Cascaded Robust Rectification for Arbitrary Document Images
Chaoyun Wang, Quanxin Huang, I-Chao Shen, Takeo Igarashi, Nanning Zheng, Caigui Jiang
TL;DR
This paper introduces a cascaded, three-stage rectification framework (L-Net for perspective, C-Net for geometry, F-Net for content) that progressively corrects arbitrary document distortions in a coarse-to-fine manner. It leverages canonical view normalization, an adaptive iterative refinement, and a principled loss design to achieve state-of-the-art results across multiple benchmarks. To address evaluation weaknesses, it proposes layout-aligned OCR metrics (AED/ACER) and masked geometric metrics (AD-M/AAD-M) that decouple rectification quality from OCR layouts and background regions. The approach demonstrates robust performance, efficiency, and practical applicability, with detailed ablations and comparisons to commercial tools, and outlines future work toward multi-view reconstruction to overcome single-view limitations.
Abstract
Document rectification in real-world scenarios poses significant challenges due to extreme variations in camera perspectives and physical distortions. Driven by the insight that complex transformations can be decomposed and resolved progressively, we introduce a novel multi-stage framework that progressively reverses distinct distortion types in a coarse-to-fine manner.

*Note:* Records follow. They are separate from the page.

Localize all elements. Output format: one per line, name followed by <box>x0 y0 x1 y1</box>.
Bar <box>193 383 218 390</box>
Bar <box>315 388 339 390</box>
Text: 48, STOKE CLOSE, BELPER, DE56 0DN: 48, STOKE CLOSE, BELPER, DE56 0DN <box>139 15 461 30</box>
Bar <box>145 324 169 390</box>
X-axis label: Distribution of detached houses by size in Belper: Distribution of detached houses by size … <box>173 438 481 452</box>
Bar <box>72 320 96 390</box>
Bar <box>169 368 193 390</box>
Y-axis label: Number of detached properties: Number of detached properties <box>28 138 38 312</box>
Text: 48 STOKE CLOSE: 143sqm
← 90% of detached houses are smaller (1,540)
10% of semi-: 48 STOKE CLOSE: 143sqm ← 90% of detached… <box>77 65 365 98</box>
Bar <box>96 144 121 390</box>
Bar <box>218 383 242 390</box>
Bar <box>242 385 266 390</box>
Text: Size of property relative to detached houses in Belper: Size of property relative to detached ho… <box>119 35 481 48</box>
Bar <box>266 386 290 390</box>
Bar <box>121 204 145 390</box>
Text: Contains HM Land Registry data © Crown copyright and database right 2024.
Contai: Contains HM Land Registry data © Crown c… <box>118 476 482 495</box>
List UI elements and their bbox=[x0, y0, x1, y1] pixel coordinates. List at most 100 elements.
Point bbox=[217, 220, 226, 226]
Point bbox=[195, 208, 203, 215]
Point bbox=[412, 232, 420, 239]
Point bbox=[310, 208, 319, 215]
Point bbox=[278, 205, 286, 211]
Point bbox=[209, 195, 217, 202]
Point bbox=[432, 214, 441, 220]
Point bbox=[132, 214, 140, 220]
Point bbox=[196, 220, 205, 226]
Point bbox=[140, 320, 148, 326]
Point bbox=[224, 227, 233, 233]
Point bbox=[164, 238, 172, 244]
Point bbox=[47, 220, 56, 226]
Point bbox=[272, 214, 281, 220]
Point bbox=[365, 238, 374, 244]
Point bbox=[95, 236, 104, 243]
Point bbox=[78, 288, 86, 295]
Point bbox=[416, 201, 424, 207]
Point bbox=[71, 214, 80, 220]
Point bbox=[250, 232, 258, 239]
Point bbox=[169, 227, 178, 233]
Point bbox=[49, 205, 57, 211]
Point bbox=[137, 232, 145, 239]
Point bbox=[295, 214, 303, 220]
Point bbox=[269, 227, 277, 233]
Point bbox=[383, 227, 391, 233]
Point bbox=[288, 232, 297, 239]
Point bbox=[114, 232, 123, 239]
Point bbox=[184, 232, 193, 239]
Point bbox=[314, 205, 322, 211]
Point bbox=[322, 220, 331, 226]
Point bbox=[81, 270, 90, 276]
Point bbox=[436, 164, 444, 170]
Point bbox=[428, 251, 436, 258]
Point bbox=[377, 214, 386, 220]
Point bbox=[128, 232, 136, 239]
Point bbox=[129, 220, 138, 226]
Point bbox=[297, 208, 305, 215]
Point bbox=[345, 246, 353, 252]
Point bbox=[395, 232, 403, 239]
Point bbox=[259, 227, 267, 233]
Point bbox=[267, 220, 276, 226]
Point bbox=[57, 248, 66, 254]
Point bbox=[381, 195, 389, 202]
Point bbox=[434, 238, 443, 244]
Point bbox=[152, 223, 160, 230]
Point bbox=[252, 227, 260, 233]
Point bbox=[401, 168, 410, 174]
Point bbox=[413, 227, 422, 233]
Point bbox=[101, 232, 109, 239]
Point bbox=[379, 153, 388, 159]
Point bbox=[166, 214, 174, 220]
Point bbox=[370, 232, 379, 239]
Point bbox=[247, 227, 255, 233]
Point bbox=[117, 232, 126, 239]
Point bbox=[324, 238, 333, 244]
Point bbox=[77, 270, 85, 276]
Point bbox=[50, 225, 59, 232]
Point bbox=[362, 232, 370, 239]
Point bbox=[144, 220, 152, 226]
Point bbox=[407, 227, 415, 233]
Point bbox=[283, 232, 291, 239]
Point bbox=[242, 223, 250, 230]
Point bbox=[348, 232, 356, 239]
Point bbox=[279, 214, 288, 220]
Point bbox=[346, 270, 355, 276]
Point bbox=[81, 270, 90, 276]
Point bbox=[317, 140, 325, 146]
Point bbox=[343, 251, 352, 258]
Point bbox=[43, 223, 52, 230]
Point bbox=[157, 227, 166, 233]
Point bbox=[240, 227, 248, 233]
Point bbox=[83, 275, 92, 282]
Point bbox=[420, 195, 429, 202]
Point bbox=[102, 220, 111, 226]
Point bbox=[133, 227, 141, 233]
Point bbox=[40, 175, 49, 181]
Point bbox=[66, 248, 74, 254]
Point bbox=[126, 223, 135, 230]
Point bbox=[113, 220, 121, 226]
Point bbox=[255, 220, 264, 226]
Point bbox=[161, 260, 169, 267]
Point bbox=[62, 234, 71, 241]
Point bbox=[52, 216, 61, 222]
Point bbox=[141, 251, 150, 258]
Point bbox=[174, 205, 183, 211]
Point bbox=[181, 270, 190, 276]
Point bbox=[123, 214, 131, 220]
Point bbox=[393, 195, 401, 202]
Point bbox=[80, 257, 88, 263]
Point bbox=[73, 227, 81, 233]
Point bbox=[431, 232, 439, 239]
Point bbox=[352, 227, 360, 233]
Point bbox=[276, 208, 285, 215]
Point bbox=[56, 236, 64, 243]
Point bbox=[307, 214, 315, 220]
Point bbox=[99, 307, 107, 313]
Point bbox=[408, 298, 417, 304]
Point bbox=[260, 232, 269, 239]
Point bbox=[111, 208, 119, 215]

Specifically, our framework first performs a global affine transformation to correct perspective distortions arising from the camera's viewpoint, then rectifies geometric deformations resulting from physical paper curling and folding, and finally employs a content-aware iterative process to eliminate fine-grained content distortions. To address limitations in existing evaluation protocols, we also propose two enhanced metrics: layout-aligned OCR metrics (AED/ACER) for a stable assessment that decouples geometric rectification quality from the layout analysis errors of OCR engines, and masked AD/AAD (AD-M/AAD-M) tailored for accurately evaluating geometric distortions in documents with incomplete boundaries. Extensive experiments show that our method establishes new state-of-the-art performance on multiple challenging benchmarks, yielding a substantial reduction of 14.1\%--34.7\% in the AAD metric and demonstrating superior efficacy in real-world applications. The code will be publicly available at https://github.com/chaoyunwang/ArbDR.